Campus Spotlight: Kendall Campusfrom humble beginnings to a bustling educational center

Building R, Kendall Campus

MDC’s Kendall Campus hastily began operations in 1964 at Palmetto High School as a second and “South” campus. North Campus, the first of MDC’s campuses, had been serving a steadily rising number of students (over 10,000 at the time) and struggling with a severe lack of space. In 1963, voters had approved a bond issue that allocated $10.2 million to the College, part of which was to be used for a South Dade campus. The wheels were in motion but the situation was so cramped that the state accreditation department suggested the College open a second campus immediately. The decision was made to open a temporary second campus while searching for a permanent location. Palmetto High School was quickly drafted into service. Even without a permanent location, registration for the first semester at the new campus was overwhelming.

It took some planning to make things work. Palmetto High held regular classes until 2 p.m. but the College had to hold morning classes somewhere. Thus it was that Suniland Movie Theater became a school, at least before the start of the afternoon feature show. After 2 p.m., the College scene shifted to Palmetto High where classes continued until late evening. Things were makeshift but functional. The first campus bookstore was run out of the back of a Ryder rental truck.

Classrooms weren’t the only pressing need, there were also administrative offices that needed to be operational. Once again, an existing school was pressed into service — Southwest Preparatory School across the street from Palmetto High. While the location was convenient, some elements were less than ideal. Since this was an elementary school, all furniture and equipment were kid-sized. Every day, after regular school was over, maintenance workers removed the tiny desks and chairs and replaced them with more appropriately adult furniture. However, not all things could be moved. It’s reported that thirsty College staff members were seen on their hands and knees sipping from water fountains designed for little tykes. 

In time, a few portable buildings were put into service. This addition only somewhat alleviated the situation. At one point, one 20 x 35-foot portable room held 17 faculty members plus their desks, a secretary, a student assistant work station, a supply locker and work table, a ditto machine and chairs for 9 students to meet with faculty. 

Despite the challenges, the College moved on and continued to flourish. Eventually, the College leadership settled on a permanent location – a 185-acre tract of trees and lakes that officially opened as Kendall Campus in 1967.

Fifty years later, Kendall Campus is at the forefront of educational innovation serving more than 50,000 students annually and housing branches of The Honors College and the School for Advanced Studies.

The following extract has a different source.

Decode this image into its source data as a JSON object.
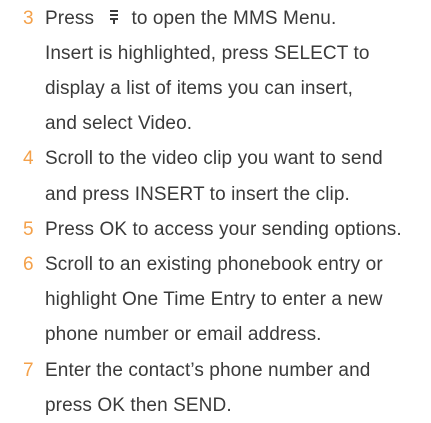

The campus is home to MDC’s highly regarded School of Business as well as programs for those interested in studying, architecture, interior design, engineering and technology, education and English for Academic Purposes. Students are able to pursue a wide range of educational opportunities from professional development courses through College Credit Certificates, Associate of Science and Associate of Arts degrees. The campus is proud to offer Bachelor degrees in cutting-edge fields such as Supply Chain Management and Data Analytics. Kendall Campus is also home to outstanding art studios, music, theater and dance programs, an art gallery and theater, music production studio, the award-winning arts journal Miambiance and the student newspaper The Reporter, an Olympic size swimming pool, a Fitness and Wellness Center, five sports teams, and an Environmental Center.